Als geringfügig entlohntes Beschäftigungsverhältnis gilt eine Beschäftigung, deren Arbeitsentgelt regelmäßig 450 Euro (vor Januar 2013: 400 Euro) im Monat nicht überschreitet. Für die auch Minijob genannte Beschäftigungsform gelten spezielle steuer- und abgabenrechtliche Regelungen, weshalb den Minijobs eine Sonderstellung im deutschen Beschäftigungssystem zukommt. So unterliegen Minijobs mit Ausnahme der Rentenversicherung nicht der Sozialversicherungspflicht. Auf Antrag ist aber auch die Befreiung von der Rentenversicherungspflicht möglich. Außerdem sind die Einkünfte aus geringfügigen Beschäftigungsverhältnissen nicht steuerpflichtig.
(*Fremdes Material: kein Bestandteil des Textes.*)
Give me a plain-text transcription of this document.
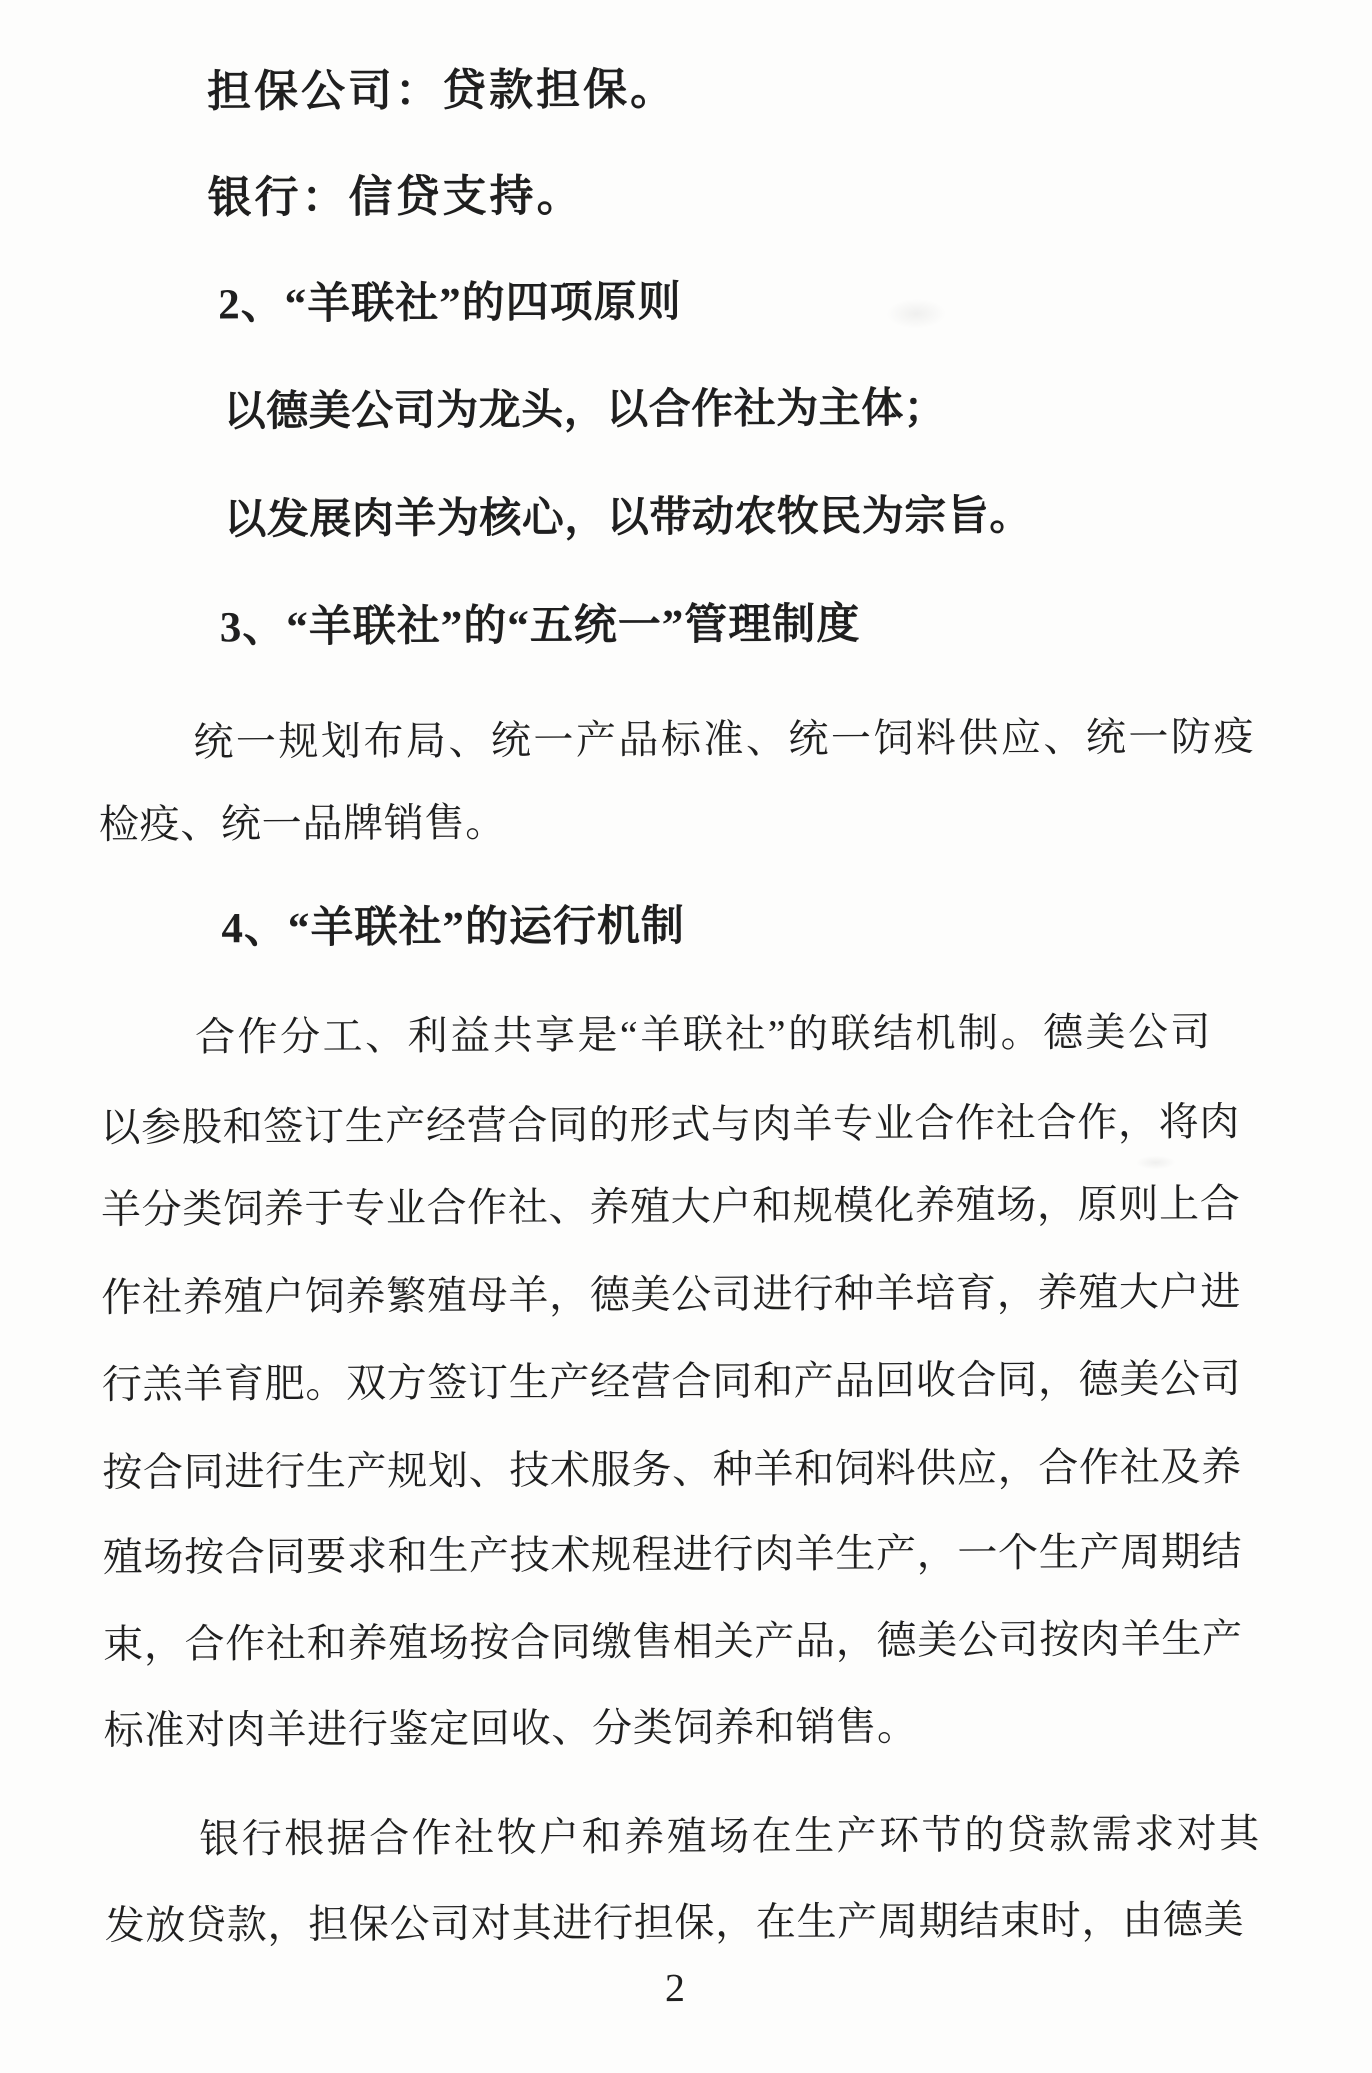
担保公司：贷款担保。
银行：信贷支持。
2、“羊联社”的四项原则
以德美公司为龙头，以合作社为主体；
以发展肉羊为核心，以带动农牧民为宗旨。
3、“羊联社”的“五统一”管理制度
统一规划布局、统一产品标准、统一饲料供应、统一防疫
检疫、统一品牌销售。
4、“羊联社”的运行机制
合作分工、利益共享是“羊联社”的联结机制。德美公司
以参股和签订生产经营合同的形式与肉羊专业合作社合作，将肉
羊分类饲养于专业合作社、养殖大户和规模化养殖场，原则上合
作社养殖户饲养繁殖母羊，德美公司进行种羊培育，养殖大户进
行羔羊育肥。双方签订生产经营合同和产品回收合同，德美公司
按合同进行生产规划、技术服务、种羊和饲料供应，合作社及养
殖场按合同要求和生产技术规程进行肉羊生产，一个生产周期结
束，合作社和养殖场按合同缴售相关产品，德美公司按肉羊生产
标准对肉羊进行鉴定回收、分类饲养和销售。
银行根据合作社牧户和养殖场在生产环节的贷款需求对其
发放贷款，担保公司对其进行担保，在生产周期结束时，由德美
2
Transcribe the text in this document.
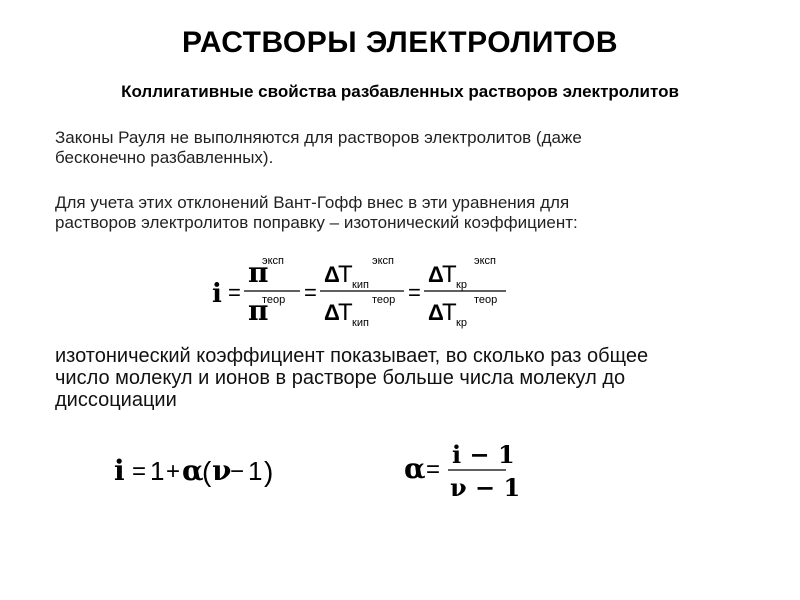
РАСТВОРЫ ЭЛЕКТРОЛИТОВ
Коллигативные свойства разбавленных растворов электролитов
Законы Рауля не выполняются для растворов электролитов (даже
бесконечно разбавленных).
Для учета этих отклонений Вант-Гофф внес в эти уравнения для
растворов электролитов поправку – изотонический коэффициент:
i =
π
эксп
π
теор =
Δ
T кип
эксп
Δ
T кип
теор =
Δ
T кр
эксп
Δ
T кр
теор
изотонический коэффициент показывает, во сколько раз общее
число молекул и ионов в растворе больше числа молекул до
диссоциации
i = 1 + α
( ν
− 1 )	α =
i − 1
ν − 1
Minijobber gelten nach dem Teilzeit- und Befristungsgesetz als Teilzeitbeschäftigte. Sie dürfen daher nach dem dort verankerten Gleichheitsgrundsatz nicht schlechter behandelt werden als vergleichbare vollzeitbeschäftigte Arbeitnehmer. Arbeitsrechtlich gelten somit für Minijobs die gleichen Regelungen wie für normale Arbeitsverhältnisse. Beschäftigte in Minijobs haben den gleichen Anspruch auf Entgeltfortzahlung im Krankheitsfall, auf Feiertagsvergütung und auf bezahlten Urlaub wie regulär Beschäftigte. Auch in tariflicher Hinsicht sind Minijobber prinzipiell gleichgestellt, obwohl ihre Löhne de facto oftmals deutlich unter denen von vergleichbaren anderen Beschäftigten liegen.

Die derzeitig gültige und seitdem nur geringfügig modifizierte rechtliche Grundlage der Minijobs wurde im April 2003 von der damaligen rot-grünen Bundesregierung geschaffen. Dabei wurde nicht nur die Verdienstobergrenze von 325 auf 400 Euro angehoben, auch die nach altem Recht geltende Beschränkung der wöchentlichen Arbeitszeit auf maximal 15 Stunden wurde abgeschafft. Zudem wurde auch wieder die Ausübung einer geringfügig entlohnten Beschäftigung neben einer versicherungspflichtigen Hauptbeschäftigung ermöglicht - mit weit reichenden Folgen.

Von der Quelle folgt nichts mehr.